The company plans to invest in 50 000 businesses a year and has access to up to $2-billion over the next five years. It works in partnership with two New York-based funds.
“There are 11-million unemployed people here, who are sitting somewhere wondering what they are going to do,” De Silva says. “Imagine if you can impact a fraction of those people. How fast would this country grow across many sectors?”
De Silva is galvanised by the change in the lives of the entrepreneurs he funds. Once struggling to put food on the table, these individuals can now afford to dine in the finest restaurants.
He is also inspired by how his New York partners work. “They look at numbers as just that. They have no emotions tied to money. Having that attitude is brilliant when you are running a business.”
Spending money irresponsibly is something De Silva knows all about. “When I started making a decent amount of money, there was no limit to how much I just wanted to throw at stuff. It was very irresponsible. It went full circle and I decided to live a simple life. I don’t need anything fancy. I believe very much in stewardship.”
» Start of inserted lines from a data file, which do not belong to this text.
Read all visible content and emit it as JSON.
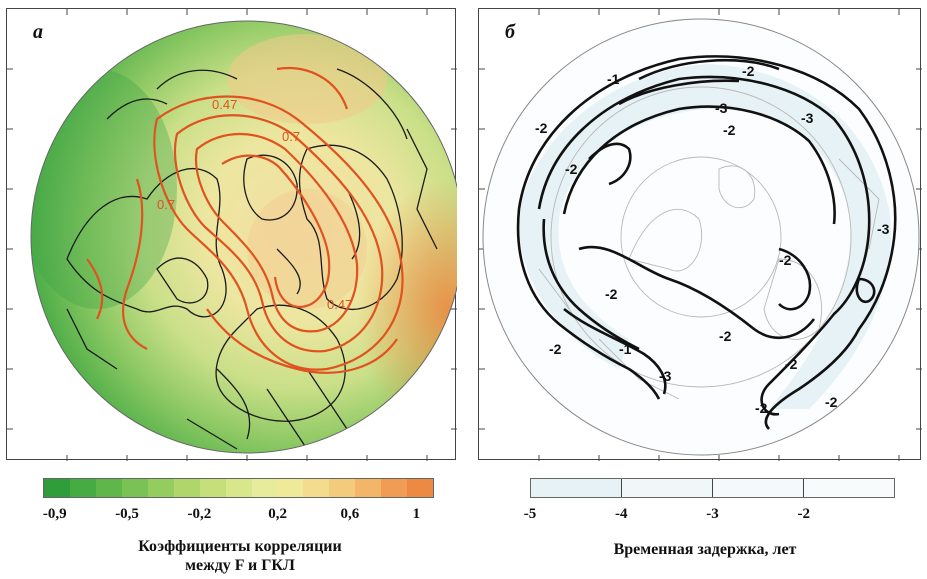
{
  "panel_a": {
    "letter": "а",
    "contour_labels": [
      "0.47",
      "0.7",
      "0.7",
      "0.47"
    ]
  },
  "panel_b": {
    "letter": "б",
    "contour_labels": [
      "-2",
      "-1",
      "-3",
      "-2",
      "-3",
      "-2",
      "-2",
      "-2",
      "-3",
      "-2",
      "-2",
      "-2",
      "-3",
      "-2",
      "-1",
      "-2",
      "-2"
    ]
  },
  "colorbar_a": {
    "colors": [
      "#2f9e3a",
      "#47ab44",
      "#5fb74c",
      "#7ac255",
      "#95cc5f",
      "#aed66b",
      "#c5df7a",
      "#d8e78c",
      "#e6ec9c",
      "#efe99a",
      "#f3dc8e",
      "#f4ca7c",
      "#f3b569",
      "#f09c54",
      "#ec8a43"
    ],
    "tick_labels": [
      {
        "text": "-0,9",
        "pos": 0.03
      },
      {
        "text": "-0,5",
        "pos": 0.215
      },
      {
        "text": "-0,2",
        "pos": 0.4
      },
      {
        "text": "0,2",
        "pos": 0.6
      },
      {
        "text": "0,6",
        "pos": 0.785
      },
      {
        "text": "1",
        "pos": 0.955
      }
    ],
    "title_line1": "Коэффициенты корреляции",
    "title_line2": "между F и ГКЛ"
  },
  "colorbar_b": {
    "colors": [
      "#e6f2f6",
      "#eff7f9",
      "#f4f9fb",
      "#f8fbfc"
    ],
    "tick_labels": [
      {
        "text": "-5",
        "pos": 0.0
      },
      {
        "text": "-4",
        "pos": 0.25
      },
      {
        "text": "-3",
        "pos": 0.5
      },
      {
        "text": "-2",
        "pos": 0.75
      }
    ],
    "title": "Временная задержка, лет"
  }
}
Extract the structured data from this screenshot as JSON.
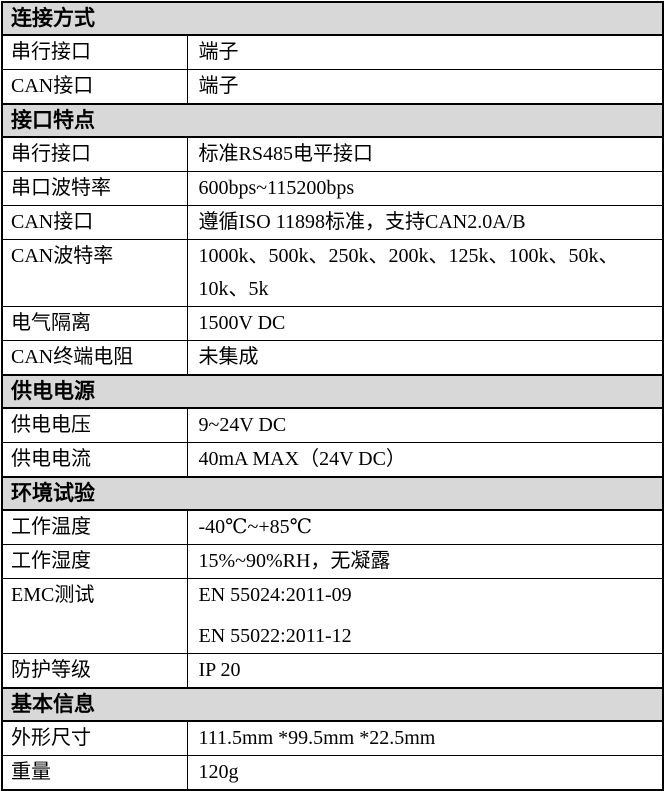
{
  "colors": {
    "header_bg": "#d8d8d8",
    "border": "#000000",
    "text": "#000000",
    "page_bg": "#ffffff"
  },
  "table": {
    "sections": [
      {
        "title": "连接方式",
        "rows": [
          {
            "label": "串行接口",
            "value": "端子"
          },
          {
            "label": "CAN接口",
            "value": "端子"
          }
        ]
      },
      {
        "title": "接口特点",
        "rows": [
          {
            "label": "串行接口",
            "value": "标准RS485电平接口"
          },
          {
            "label": "串口波特率",
            "value": "600bps~115200bps"
          },
          {
            "label": "CAN接口",
            "value": "遵循ISO 11898标准，支持CAN2.0A/B"
          },
          {
            "label": "CAN波特率",
            "value": "1000k、500k、250k、200k、125k、100k、50k、10k、5k"
          },
          {
            "label": "电气隔离",
            "value": "1500V DC"
          },
          {
            "label": "CAN终端电阻",
            "value": "未集成"
          }
        ]
      },
      {
        "title": "供电电源",
        "rows": [
          {
            "label": "供电电压",
            "value": "9~24V DC"
          },
          {
            "label": "供电电流",
            "value": "40mA MAX（24V DC）"
          }
        ]
      },
      {
        "title": "环境试验",
        "rows": [
          {
            "label": "工作温度",
            "value": "-40℃~+85℃"
          },
          {
            "label": "工作湿度",
            "value": "15%~90%RH，无凝露"
          },
          {
            "label": "EMC测试",
            "value_lines": [
              "EN 55024:2011-09",
              "EN 55022:2011-12"
            ]
          },
          {
            "label": "防护等级",
            "value": "IP 20"
          }
        ]
      },
      {
        "title": "基本信息",
        "rows": [
          {
            "label": "外形尺寸",
            "value": "111.5mm *99.5mm *22.5mm"
          },
          {
            "label": "重量",
            "value": "120g"
          }
        ]
      }
    ]
  }
}
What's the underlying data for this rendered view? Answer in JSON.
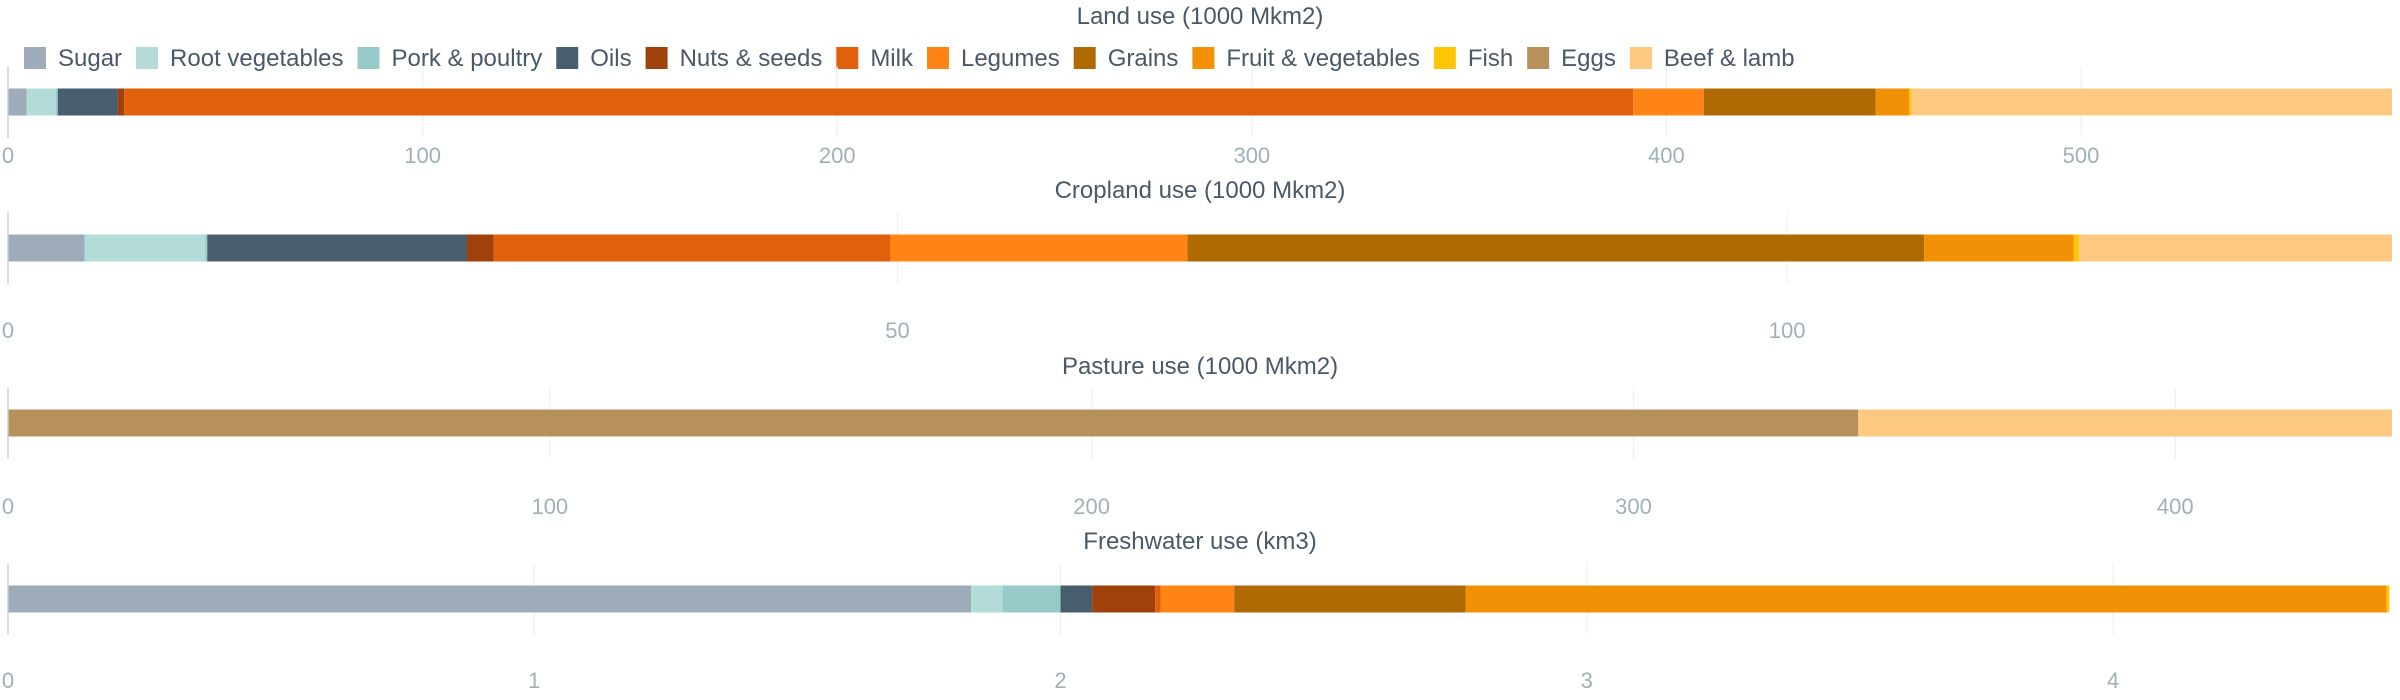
{
  "categories_legend": [
    "Sugar",
    "Root vegetables",
    "Pork & poultry",
    "Oils",
    "Nuts & seeds",
    "Milk",
    "Legumes",
    "Grains",
    "Fruit & vegetables",
    "Fish",
    "Eggs",
    "Beef & lamb"
  ],
  "colors": {
    "Sugar": "#9eabb9",
    "Root vegetables": "#b3dcd9",
    "Pork & poultry": "#97cac8",
    "Oils": "#485d6e",
    "Nuts & seeds": "#a0400a",
    "Milk": "#e0600c",
    "Legumes": "#fe8416",
    "Grains": "#b06a04",
    "Fruit & vegetables": "#f39106",
    "Fish": "#fec604",
    "Eggs": "#b7915b",
    "Beef & lamb": "#fdc87f"
  },
  "chart_data": [
    {
      "type": "bar",
      "orientation": "horizontal-stacked",
      "title": "Land use (1000 Mkm2)",
      "xlim": [
        0,
        575
      ],
      "ticks": [
        0,
        100,
        200,
        300,
        400,
        500
      ],
      "series": [
        {
          "name": "Sugar",
          "value": 4.5
        },
        {
          "name": "Root vegetables",
          "value": 7
        },
        {
          "name": "Pork & poultry",
          "value": 0.5
        },
        {
          "name": "Oils",
          "value": 14.5
        },
        {
          "name": "Nuts & seeds",
          "value": 1.5
        },
        {
          "name": "Milk",
          "value": 364
        },
        {
          "name": "Legumes",
          "value": 17
        },
        {
          "name": "Grains",
          "value": 41.5
        },
        {
          "name": "Fruit & vegetables",
          "value": 8
        },
        {
          "name": "Fish",
          "value": 0.5
        },
        {
          "name": "Eggs",
          "value": 0
        },
        {
          "name": "Beef & lamb",
          "value": 116
        }
      ]
    },
    {
      "type": "bar",
      "orientation": "horizontal-stacked",
      "title": "Cropland use (1000 Mkm2)",
      "xlim": [
        0,
        134
      ],
      "ticks": [
        0,
        50,
        100
      ],
      "series": [
        {
          "name": "Sugar",
          "value": 4.3
        },
        {
          "name": "Root vegetables",
          "value": 6.8
        },
        {
          "name": "Pork & poultry",
          "value": 0.1
        },
        {
          "name": "Oils",
          "value": 14.6
        },
        {
          "name": "Nuts & seeds",
          "value": 1.5
        },
        {
          "name": "Milk",
          "value": 22.3
        },
        {
          "name": "Legumes",
          "value": 16.7
        },
        {
          "name": "Grains",
          "value": 41.4
        },
        {
          "name": "Fruit & vegetables",
          "value": 8.4
        },
        {
          "name": "Fish",
          "value": 0.3
        },
        {
          "name": "Eggs",
          "value": 0
        },
        {
          "name": "Beef & lamb",
          "value": 17.6
        }
      ]
    },
    {
      "type": "bar",
      "orientation": "horizontal-stacked",
      "title": "Pasture use (1000 Mkm2)",
      "xlim": [
        0,
        440
      ],
      "ticks": [
        0,
        100,
        200,
        300,
        400
      ],
      "series": [
        {
          "name": "Sugar",
          "value": 0
        },
        {
          "name": "Root vegetables",
          "value": 0
        },
        {
          "name": "Pork & poultry",
          "value": 0
        },
        {
          "name": "Oils",
          "value": 0
        },
        {
          "name": "Nuts & seeds",
          "value": 0
        },
        {
          "name": "Milk",
          "value": 0
        },
        {
          "name": "Legumes",
          "value": 0
        },
        {
          "name": "Grains",
          "value": 0
        },
        {
          "name": "Fruit & vegetables",
          "value": 0
        },
        {
          "name": "Fish",
          "value": 0
        },
        {
          "name": "Eggs",
          "value": 341.5
        },
        {
          "name": "Beef & lamb",
          "value": 98.5
        }
      ]
    },
    {
      "type": "bar",
      "orientation": "horizontal-stacked",
      "title": "Freshwater use (km3)",
      "xlim": [
        0,
        4.53
      ],
      "ticks": [
        0,
        1,
        2,
        3,
        4
      ],
      "series": [
        {
          "name": "Sugar",
          "value": 1.83
        },
        {
          "name": "Root vegetables",
          "value": 0.06
        },
        {
          "name": "Pork & poultry",
          "value": 0.11
        },
        {
          "name": "Oils",
          "value": 0.06
        },
        {
          "name": "Nuts & seeds",
          "value": 0.12
        },
        {
          "name": "Milk",
          "value": 0.01
        },
        {
          "name": "Legumes",
          "value": 0.14
        },
        {
          "name": "Grains",
          "value": 0.44
        },
        {
          "name": "Fruit & vegetables",
          "value": 1.75
        },
        {
          "name": "Fish",
          "value": 0.005
        },
        {
          "name": "Eggs",
          "value": 0
        },
        {
          "name": "Beef & lamb",
          "value": 0
        }
      ]
    }
  ]
}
To get money, don’t aim for it
De Silva’s message to Africa’s young aspiring entrepreneurs is to identify an actual need. “Don’t wait for financing. Plug in with what you have and address that need. Build a business and the money will follow,” he says.
“The youth make a mistake when they view money as the main goal of doing business. Money should never be the goal when you are in business. It should be about how you are going to grow the business and scale within your means. You will find that money will follow.
“If your aim is to be a billionaire, you are not going to get there. If your aim is to impact thousands of people with a product and you can actually do that, you will get there. Always look to scale and you will find that success will follow you.”
Success comes from hard work, a great passion and a love for what you do, De Silva says. “It is incredible that a kid who has no university degree can rise so quickly. What a great country Kenya is – there are so many opportunities. I want to keep growing our businesses. The goals are limitless.”